Das ist ihnen hervorragend gelungen, wie eine Allensbacher-Umfrage von 2003 belegt: Die Deutschen verbanden mit „rechts“: radikal, gewalttätig, Bedrohung, Dummheit, kalt; während sie mit „links“ jung, Reformen, Gerechtigkeit, sozial, modern in Verbindung brachten. Rassismus, Fremdenfeindlichkeit, Antisemitismus, Gewalt und Randale wurden als „rechts“ definiert, obwohl diese weder „links“ noch „rechts“, sondern einfach „primitiv“ sind.
Der wichtigste Schritt der linken Strategen war das Schleifen der in Jahrhunderten gewachsenen Institutionen. Das gilt für die „großen Institutionen“ wie Ehe, Familie und Kirche. Die Kollektivisten wollen sie bewusst zerstören. Das gilt aber auch für die „kleinen Institutionen“, wie Sitte und Tradition, Umgangsformen, Höflichkeit, Anstand und Manieren, was sich schickt, was anständig ist – die sogenannte soziale Kontrolle –; diese ungeschriebenen Gesetze, die Haltegriffe in der Steilwand der Zivilisation, die uns vor dem Absturz in die Barbarei bewahren.

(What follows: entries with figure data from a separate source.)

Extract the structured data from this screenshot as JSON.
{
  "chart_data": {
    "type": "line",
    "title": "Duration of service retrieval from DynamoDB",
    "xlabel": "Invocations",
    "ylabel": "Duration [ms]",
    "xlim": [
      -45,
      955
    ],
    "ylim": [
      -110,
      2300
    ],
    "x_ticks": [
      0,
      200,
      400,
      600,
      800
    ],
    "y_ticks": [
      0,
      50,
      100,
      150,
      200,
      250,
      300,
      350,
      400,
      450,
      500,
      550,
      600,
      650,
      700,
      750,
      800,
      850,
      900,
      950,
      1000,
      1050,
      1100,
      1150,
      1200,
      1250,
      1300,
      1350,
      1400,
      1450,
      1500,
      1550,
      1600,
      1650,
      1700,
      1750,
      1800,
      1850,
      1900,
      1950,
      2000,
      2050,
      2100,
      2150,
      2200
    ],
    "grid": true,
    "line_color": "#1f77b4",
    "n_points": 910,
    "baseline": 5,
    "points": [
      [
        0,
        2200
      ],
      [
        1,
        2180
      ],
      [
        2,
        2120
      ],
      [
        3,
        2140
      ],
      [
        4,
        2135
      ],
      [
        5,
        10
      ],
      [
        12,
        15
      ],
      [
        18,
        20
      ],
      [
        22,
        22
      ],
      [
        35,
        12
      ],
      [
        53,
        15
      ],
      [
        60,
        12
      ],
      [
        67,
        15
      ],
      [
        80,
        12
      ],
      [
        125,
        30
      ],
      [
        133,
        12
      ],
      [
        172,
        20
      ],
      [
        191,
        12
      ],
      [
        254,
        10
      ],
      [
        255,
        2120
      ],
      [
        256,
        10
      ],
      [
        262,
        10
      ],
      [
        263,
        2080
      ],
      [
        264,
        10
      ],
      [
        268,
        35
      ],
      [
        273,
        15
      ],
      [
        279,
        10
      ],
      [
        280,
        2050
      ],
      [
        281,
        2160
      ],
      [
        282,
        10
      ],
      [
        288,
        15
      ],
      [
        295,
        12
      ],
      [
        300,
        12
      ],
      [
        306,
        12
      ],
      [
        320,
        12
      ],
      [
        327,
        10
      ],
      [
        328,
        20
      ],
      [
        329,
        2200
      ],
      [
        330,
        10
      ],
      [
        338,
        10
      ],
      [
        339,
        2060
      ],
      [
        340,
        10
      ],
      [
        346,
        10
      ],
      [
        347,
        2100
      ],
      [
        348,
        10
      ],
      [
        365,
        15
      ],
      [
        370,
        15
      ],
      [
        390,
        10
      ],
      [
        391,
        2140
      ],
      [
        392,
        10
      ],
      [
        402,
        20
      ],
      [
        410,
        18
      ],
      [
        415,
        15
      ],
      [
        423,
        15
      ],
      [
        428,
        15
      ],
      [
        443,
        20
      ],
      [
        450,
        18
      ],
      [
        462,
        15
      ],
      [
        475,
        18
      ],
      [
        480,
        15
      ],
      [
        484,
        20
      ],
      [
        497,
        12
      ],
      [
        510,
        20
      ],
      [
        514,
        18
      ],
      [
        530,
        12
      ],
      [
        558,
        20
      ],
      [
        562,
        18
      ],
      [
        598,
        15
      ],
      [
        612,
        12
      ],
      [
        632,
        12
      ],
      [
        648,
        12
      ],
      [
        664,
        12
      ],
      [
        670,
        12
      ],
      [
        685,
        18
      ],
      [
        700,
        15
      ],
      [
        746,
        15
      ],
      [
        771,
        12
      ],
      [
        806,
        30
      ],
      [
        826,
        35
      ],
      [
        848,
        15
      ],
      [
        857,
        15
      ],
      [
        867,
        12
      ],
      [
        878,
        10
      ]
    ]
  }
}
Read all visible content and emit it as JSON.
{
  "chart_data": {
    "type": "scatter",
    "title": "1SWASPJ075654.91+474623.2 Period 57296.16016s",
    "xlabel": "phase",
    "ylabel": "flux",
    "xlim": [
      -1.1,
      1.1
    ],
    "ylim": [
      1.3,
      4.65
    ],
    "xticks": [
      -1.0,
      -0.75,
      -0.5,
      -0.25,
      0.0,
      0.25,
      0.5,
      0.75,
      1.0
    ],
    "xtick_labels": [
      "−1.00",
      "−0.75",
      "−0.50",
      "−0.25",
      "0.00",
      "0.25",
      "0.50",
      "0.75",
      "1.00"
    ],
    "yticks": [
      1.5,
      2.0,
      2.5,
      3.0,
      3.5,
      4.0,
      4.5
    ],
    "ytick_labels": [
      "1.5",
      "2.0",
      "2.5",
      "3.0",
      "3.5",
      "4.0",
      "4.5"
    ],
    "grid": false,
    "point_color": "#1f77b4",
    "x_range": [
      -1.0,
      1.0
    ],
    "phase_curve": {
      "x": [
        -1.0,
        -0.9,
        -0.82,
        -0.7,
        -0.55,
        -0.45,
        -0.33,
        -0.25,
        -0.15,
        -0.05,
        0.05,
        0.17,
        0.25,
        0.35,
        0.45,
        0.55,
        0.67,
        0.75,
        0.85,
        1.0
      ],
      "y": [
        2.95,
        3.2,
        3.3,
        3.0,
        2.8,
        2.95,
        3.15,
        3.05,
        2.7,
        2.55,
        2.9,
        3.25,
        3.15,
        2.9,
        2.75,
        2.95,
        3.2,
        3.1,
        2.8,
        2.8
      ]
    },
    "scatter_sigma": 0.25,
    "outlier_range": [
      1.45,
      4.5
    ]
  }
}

Besonders aktiv waren sie in Richtung sexuelle Revolution. Sie wollten einfach ungehemmten Sex und gleichzeitig die Familienbindungen schwächen – wie schön, wenn man das Ausleben seiner Instinkte mit strategischen Zielen rechtfertigen kann! Erhellend der Spruch: „Wer zweimal mit derselben pennt, gehört schon zum Establishment.“ Das hatte nichts mit der propagierten Emanzipation der Frauen zu tun, das war verächtlich und primitiv. Beschränkung der persönlichen Freiheit durch ewige Wahrheiten wollten sie nicht hinnehmen.
Interessant ist, daß diese „Aufklärer“ heute vor dem Islam kuschen. Feige ignorieren sie die Unterdrückung der Frauen, der Religionsfreiheit, der Homosexuellen.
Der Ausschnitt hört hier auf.